Es difícil entender hoy lo que decimos cuando hablamos de cultura, sobre todo si pensamos, por ejemplo, en expresiones como "cultura de masas". Parece que estamos aceptando opiniones y conocimientos que no solo sostienen un cierto conformismo con la ignorancia, sino que, de paso, asumen la imposibilidad de salir de ella, como si un aciago destino imperara irremediablemente sobre amplios sectores de la sociedad.
La interpretación es una empresa que, en principio, no quiere decir otra cosa que la continuada y estimulante- deprimente, a veces- necesidad de saber quiénes somos, qué podemos hacer y cuáles son nuestros deberes para con nosotros mismos y para con los demás, tal como planteaba Kant en un famoso texto. No podemos estar en la vida sujetos al ritmo inerte en el que muchas veces nos sumergimos y en el que acabamos siendo incapaces de entender y entendernos. Esa incapacidad surge porque una serie de estímulos, repetidos a lo largo de los años, fruto de ideologías, entorpecimientos mentales, fanatismos e intereses, han levantado en nuestro cerebro grumos de opiniones en los que apoyamos nuestros comportamientos y con los que los justificamos.

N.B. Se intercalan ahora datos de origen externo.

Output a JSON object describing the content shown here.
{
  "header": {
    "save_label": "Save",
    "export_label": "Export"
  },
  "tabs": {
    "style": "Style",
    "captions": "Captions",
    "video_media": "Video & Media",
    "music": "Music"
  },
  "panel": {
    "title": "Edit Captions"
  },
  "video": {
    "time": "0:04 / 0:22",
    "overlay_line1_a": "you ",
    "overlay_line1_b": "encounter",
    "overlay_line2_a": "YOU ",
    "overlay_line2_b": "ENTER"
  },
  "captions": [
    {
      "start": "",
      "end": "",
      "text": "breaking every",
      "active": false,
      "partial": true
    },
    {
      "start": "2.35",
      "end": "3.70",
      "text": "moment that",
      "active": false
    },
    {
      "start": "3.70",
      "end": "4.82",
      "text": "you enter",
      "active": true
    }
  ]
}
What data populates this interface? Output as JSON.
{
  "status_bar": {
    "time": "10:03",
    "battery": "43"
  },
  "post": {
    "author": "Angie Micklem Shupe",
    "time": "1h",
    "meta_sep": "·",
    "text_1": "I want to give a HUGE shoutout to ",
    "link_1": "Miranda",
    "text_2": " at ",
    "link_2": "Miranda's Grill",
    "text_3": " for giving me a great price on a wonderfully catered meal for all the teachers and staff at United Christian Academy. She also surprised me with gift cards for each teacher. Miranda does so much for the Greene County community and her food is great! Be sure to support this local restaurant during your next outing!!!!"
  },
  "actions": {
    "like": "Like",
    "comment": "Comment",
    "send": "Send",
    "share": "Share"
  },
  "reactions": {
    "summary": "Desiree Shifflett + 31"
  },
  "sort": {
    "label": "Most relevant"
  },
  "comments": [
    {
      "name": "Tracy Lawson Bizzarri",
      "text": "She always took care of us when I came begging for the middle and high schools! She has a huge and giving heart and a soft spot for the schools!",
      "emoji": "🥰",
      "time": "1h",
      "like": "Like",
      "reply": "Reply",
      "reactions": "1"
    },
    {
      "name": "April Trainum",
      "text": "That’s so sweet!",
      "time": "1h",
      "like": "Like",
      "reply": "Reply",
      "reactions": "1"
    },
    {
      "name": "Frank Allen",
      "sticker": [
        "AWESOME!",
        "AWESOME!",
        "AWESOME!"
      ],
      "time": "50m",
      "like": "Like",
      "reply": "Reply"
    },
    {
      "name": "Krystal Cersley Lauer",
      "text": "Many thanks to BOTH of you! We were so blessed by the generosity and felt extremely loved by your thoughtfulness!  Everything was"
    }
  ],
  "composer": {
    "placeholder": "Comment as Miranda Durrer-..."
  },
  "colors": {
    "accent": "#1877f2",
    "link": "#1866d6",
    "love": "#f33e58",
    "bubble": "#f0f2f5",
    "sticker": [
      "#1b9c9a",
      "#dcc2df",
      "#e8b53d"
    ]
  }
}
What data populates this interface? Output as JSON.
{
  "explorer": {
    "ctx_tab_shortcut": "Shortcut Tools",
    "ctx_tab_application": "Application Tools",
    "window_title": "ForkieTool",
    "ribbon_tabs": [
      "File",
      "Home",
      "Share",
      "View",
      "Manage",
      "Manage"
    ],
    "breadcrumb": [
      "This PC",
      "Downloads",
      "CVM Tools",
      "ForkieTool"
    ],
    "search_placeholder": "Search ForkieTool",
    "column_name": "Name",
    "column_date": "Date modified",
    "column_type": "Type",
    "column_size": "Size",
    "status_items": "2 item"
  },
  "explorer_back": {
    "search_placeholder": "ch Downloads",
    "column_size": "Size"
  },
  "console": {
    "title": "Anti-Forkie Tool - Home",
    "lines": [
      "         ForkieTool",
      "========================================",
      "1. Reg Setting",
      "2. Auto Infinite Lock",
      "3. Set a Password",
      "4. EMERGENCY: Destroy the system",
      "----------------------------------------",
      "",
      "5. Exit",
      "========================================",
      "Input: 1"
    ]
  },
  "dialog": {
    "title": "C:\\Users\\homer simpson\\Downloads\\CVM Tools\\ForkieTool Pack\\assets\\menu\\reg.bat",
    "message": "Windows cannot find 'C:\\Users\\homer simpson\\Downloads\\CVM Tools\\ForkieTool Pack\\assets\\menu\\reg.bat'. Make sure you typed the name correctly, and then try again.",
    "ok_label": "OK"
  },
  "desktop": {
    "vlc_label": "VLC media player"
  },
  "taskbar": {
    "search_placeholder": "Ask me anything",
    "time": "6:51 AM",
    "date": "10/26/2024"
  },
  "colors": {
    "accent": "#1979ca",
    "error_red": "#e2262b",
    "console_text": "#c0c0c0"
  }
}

Es verdad que hay en el mundo que nos ha tocado vivir lagunas inmensas de ignorancia y miseria sobre las que apenas pueden liberarse las formas imprescindibles de humanización y progreso. Pero esas patologías sociales a las que millones de seres humanos nacen condenados no impiden que, además de luchar para hacer imposible esas situaciones, seamos capaces de descubrir, al mismo tiempo, ese horizonte de libertad que alcanzaron determinadas culturas fundadas en la curiosidad, en la inteligencia e interpretación de la realidad y en la rebelión ante todo aquello que agrumaba la capacidad de pensar.
Entender e interpretar la vida y la sociedad fue una forma de reflejar el lenguaje en el que nacemos y con el que se forja nuestra persona. Una necesidad, pues, de liberación de la mirada habitual sobre el mundo y, especialmente, sobre el lenguaje que nos lo dice. Alguna vez se ha escrito que, más que entre un mundo de cosas, nacemos en un mundo de significaciones. Y esas significaciones nos "destinan" ya a un universo de sentidos, de hábitos mentales, de actitudes y comportamientos.
El fundamento del existir no solo consiste en asumir nuestra maravillosa condición carnal, por muy efímera que sea, sino en rebelarnos ante la condición cultural que puede transformarse en naturaleza a su vez, pero no naturaleza como libertad, idealidad, creatividad, sino en naturaleza coagulada y paralizada en opiniones y falsificaciones. El mundo mental que nos habita y que es principio de liberación puede transformarse, así, en encierro y alienación. Precisamente porque la cultura es invento de los seres humanos y por ello tiene que estar continuamente en un proceso de crítica, de reflexión y de creación no se debe aceptar esa inercia que nos cosifica y anula, que nos "naturaliza" en el peor sentido de la palabra. Quiero decir que hace de la libertad que crea y forja el mundo de la cultura un organismo coagulado ya en comportamientos mecánicos, en respuestas monocordes donde predominan prejuicios, grumos mentales y todo ese aparato de reflejos condicionados que determinados poderes políticos y económicos, los medios de comunicación, la "mala educación", son capaces de engendrar.
EMILIO LLEDÓ. Los libros y la libertad.